- The paper presents S-MADRL, which uses virtual pheromones for stigmergic communication to achieve decentralized coordination in high-density scenarios.
- It integrates curriculum learning to decompose complex tasks into simpler stages, enhancing training stability and scalability up to eight agents.
- Experimental results on a pellet excavation task show superior convergence and higher rewards compared to traditional MADRL methods.
Deep Reinforcement Learning for Multi-Agent Coordination
The paper "Deep Reinforcement Learning for Multi-Agent Coordination" (2510.03592) addresses the significant challenge of coordinating multiple robots within confined environments where congestion and interference are prevalent problems. This research introduces a Stigmergic Multi-Agent Deep Reinforcement Learning (S-MADRL) framework leveraging virtual pheromones and curriculum learning to enhance scalability and mitigate convergence issues prevalent in traditional multi-agent deep reinforcement learning (MADRL) systems.
Stigmergic Communication
The S-MADRL framework fundamentally relies on the concept of stigmergy, a mechanism inspired by social insects like ants that utilize environmental traces for communication. By adopting a virtual pheromone system, the proposed framework enables decentralized coordination without explicit message passing. Agents deposit virtual pheromones as they move, which decay over time, thereby encoding recent activity and occupancy data.
Figure 1: Proposed scalable decentralized MADRL framework with stigmergic communication. Each agent receives local observations and acts independently, allowing for scalability in large teams.
This indirect communication mechanism accomplishes a dual purpose: it mitigates the non-stationarity problem inherent in multi-agent environments and serves as a decentralized coordination tool, thereby reducing the complexity associated with explicit inter-agent communication. The framework's pheromone-based approach allows for the encoding of environmental memory, thereby facilitating efficient group performance even in high-density scenarios.
Curriculum Learning Integration
To further enhance the learning process, the research integrates curriculum learning, which systematically decomposes complex tasks into simpler sub-tasks. This approach significantly improves training stability and scalability, allowing the system to scale up to eight agents successfully. The curriculum learning strategy initiates training with simpler configurations, progressively introducing more complexity, thus optimizing both convergence speed and asymptotic performance.
Experimental Results
The framework's effectiveness was validated through extensive simulations on a pellet excavation task modeled on the OpenAI Gym platform. The study compared several MADRL strategies—including Independent Q-Learning (IQL), IQL with Global Reward, and IQL with Global Reward and Stigmergy—highlighting the superior performance of the proposed S-MADRL approach.
Figure 2: Learning curve comparison showing enhanced convergence and higher rewards achieved by the S-MADRL framework in environments crowded with five agents.
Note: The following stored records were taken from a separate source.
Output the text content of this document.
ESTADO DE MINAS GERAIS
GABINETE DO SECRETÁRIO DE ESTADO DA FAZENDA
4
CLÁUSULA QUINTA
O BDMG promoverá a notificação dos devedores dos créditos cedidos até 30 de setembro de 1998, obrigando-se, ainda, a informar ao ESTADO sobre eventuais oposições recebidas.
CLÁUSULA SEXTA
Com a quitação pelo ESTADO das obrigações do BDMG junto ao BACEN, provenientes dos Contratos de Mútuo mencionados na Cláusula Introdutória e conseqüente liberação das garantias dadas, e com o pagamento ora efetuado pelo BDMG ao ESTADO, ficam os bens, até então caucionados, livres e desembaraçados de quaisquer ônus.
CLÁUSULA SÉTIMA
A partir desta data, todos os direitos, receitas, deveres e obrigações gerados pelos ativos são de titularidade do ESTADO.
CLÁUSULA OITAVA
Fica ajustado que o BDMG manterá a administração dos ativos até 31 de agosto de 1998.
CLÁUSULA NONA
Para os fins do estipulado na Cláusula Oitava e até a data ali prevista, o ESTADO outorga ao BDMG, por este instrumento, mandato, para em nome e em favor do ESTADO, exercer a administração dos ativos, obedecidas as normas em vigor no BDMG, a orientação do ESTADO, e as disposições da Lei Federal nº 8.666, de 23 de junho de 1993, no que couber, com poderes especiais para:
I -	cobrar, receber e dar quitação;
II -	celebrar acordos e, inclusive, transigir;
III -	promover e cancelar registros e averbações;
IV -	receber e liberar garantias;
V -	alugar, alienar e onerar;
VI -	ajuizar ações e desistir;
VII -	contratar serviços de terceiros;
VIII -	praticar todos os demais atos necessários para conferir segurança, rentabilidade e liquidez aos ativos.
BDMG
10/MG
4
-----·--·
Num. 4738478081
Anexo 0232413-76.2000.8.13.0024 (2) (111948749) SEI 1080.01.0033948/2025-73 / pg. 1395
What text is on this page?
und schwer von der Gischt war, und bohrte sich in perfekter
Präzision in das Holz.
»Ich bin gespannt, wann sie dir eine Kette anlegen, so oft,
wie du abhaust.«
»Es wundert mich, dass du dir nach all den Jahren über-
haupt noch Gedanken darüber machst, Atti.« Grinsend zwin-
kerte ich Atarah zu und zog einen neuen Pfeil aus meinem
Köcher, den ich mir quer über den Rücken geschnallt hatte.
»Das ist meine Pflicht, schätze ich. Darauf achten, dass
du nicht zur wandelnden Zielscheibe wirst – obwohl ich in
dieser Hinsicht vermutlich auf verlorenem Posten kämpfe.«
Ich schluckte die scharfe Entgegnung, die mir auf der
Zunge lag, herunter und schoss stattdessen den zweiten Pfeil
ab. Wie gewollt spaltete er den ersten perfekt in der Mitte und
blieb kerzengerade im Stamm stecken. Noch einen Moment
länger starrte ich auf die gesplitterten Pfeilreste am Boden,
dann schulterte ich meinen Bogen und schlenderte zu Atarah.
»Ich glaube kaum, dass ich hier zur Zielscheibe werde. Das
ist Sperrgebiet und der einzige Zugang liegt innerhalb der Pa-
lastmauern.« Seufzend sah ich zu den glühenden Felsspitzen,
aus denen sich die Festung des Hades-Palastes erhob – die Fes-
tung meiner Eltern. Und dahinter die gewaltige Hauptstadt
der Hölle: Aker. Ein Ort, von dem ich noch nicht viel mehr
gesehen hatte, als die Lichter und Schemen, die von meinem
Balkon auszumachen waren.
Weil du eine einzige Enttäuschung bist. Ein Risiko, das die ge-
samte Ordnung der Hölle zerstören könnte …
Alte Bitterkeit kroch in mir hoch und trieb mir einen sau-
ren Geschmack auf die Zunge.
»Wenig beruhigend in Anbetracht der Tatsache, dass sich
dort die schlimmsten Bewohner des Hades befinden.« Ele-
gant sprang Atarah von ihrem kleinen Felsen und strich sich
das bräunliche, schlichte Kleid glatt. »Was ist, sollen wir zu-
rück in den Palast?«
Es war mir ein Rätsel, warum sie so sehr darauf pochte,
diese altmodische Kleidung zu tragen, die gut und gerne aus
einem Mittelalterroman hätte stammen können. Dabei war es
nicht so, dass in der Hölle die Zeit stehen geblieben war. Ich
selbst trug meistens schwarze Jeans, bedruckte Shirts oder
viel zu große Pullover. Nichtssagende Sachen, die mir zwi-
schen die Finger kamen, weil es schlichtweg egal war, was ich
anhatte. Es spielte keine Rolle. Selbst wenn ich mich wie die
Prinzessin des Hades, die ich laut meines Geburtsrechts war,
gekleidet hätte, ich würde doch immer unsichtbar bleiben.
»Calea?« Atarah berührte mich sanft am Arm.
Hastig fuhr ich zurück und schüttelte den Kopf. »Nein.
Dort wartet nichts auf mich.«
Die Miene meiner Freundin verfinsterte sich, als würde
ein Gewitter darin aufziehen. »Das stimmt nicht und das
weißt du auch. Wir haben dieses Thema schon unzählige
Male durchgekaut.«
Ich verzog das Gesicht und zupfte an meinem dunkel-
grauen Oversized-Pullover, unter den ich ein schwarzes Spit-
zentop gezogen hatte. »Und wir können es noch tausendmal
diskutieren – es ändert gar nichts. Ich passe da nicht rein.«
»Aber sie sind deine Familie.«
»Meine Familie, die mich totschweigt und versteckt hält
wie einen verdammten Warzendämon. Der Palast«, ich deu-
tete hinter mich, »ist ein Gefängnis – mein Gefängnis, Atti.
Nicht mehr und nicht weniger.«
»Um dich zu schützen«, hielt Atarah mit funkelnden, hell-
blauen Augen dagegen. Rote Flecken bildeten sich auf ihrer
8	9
As Figure 2 illustrates, baseline techniques struggle to maintain convergence beyond three agents due to state-action space complexity. In contrast, the S-MADRL framework not only enhances convergence but also achieves high reward levels even in scenarios involving up to eight agents, thereby corroborating its scalability and robustness.
Discussion
The research addresses critical challenges in multi-agent coordination by leveraging bio-inspired stigmergy and curriculum learning. By providing a scalable decentralized approach, the S-MADRL framework circumvents the dimensionality issues and communication overhead common in MADRL algorithms. Moreover, the simulation studies reveal the emergence of biologically inspired strategies such as asymmetric workload distributions, reminiscent of natural systems where selective agent idleness and unequal participation mitigate congestion and enhance efficiency.

Figure 3: Lorenz curve illustrating unequal workload distribution as an emergent strategy from stigmergy and curriculum learning, enhancing excavation efficiency.
Conclusion
This work significantly advances the capabilities of multi-agent systems by presenting a scalable and decentralized approach that combines stigmergic communication and curriculum learning. The S-MADRL framework achieves robust coordination even in crowded environments, demonstrating superior scalability compared to traditional techniques. Future research directions could explore the extension of the S-MADRL framework to heterogeneous agents and refine curriculum learning strategies to accommodate even larger teams or more dynamic environmental conditions, further expanding the practical applicability of this approach in real-world robotic swarm and collective behavior domains.